With this newest one premiering, we decided to look into the history of past Carols, which is not as easy as it sounds, especially if you have a touch of OCD. A simple title search for A Christmas Carol on Internet Movie Database brings up 26 direct hits, as well as 12 indirect ones, and those don’t even include all the things that borrow from Dickens’ tale about a miser who, shown the error of his ways by spirits who visit him one Christmas Eve, turns into a money-throwing (and a bit impish) philanthropist on Christmas morning.

Here’s a Christmas Carol pop-culture timeline featuring, but not limited to, past movie versions. Believe it or not, we omitted a lot.

December 1843: The original A Christmas Carol is published. The first of five Christmas stories Dickens would write through 1848, it’s by far the most enduring and well-known. Everyman’s Library will publish all five in one book, A Christmas Carol and Other Christmas Books, due out Nov. 14.

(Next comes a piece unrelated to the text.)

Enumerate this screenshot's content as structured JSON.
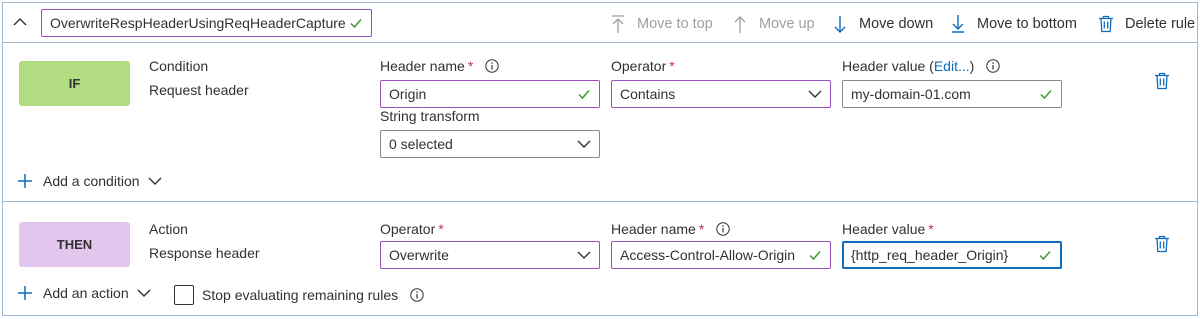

1844: Two months after Carol’s original publication, eight stage adaptations are produced, even though by now it’s closer to Valentine’s Day than Christmas. The first production is generally credited to Edward Stirling, who adapted many of Dickens’ works for the theater. According to The Victorian Web, stage adaptations of A Christmas Carol would decline by the end of the decade, with relatively few revivals before the end of the 19th century. But Dickens would stage readings, including some in the United States, in which he acted all the parts.

1901:Scrooge, or Marley’s Ghost, a silent film that’s the first known film adaptation of A Christmas Carol, is released. The Spirit of Christmas Yet to Come didn’t foresee YouTube, where you can view the film. The story will be adapted at least five more times in the silent era.

1935:Scrooge, featuring Seymour Hicks in the title role, is the first feature "talkie" adaptation. Hicks had been playing the role onstage since 1901 and also starred in a 1913 silent version.

1938: Reginald Owen stars as Scrooge in a well-known version. Lionel Barrymore reportedly was the original choice for the role, but when he had to withdraw from the project, he recommended Owen.

1939: Orson Welles narrates a Mercury Theatre Group production featuring Barrymore as Scrooge, with music by Bernard Herrmann, who will do the music for Citizen Kane. Barrymore also plays Scrooge in a popular 1954 record-album version.

1943: George Lowther directs a version for an experimental TV broadcast. This is the first sign that A Christmas Carol will become a TV staple, turning into a perennial by the 1950s, when many of that decade’s drama anthologies feature versions of the tale.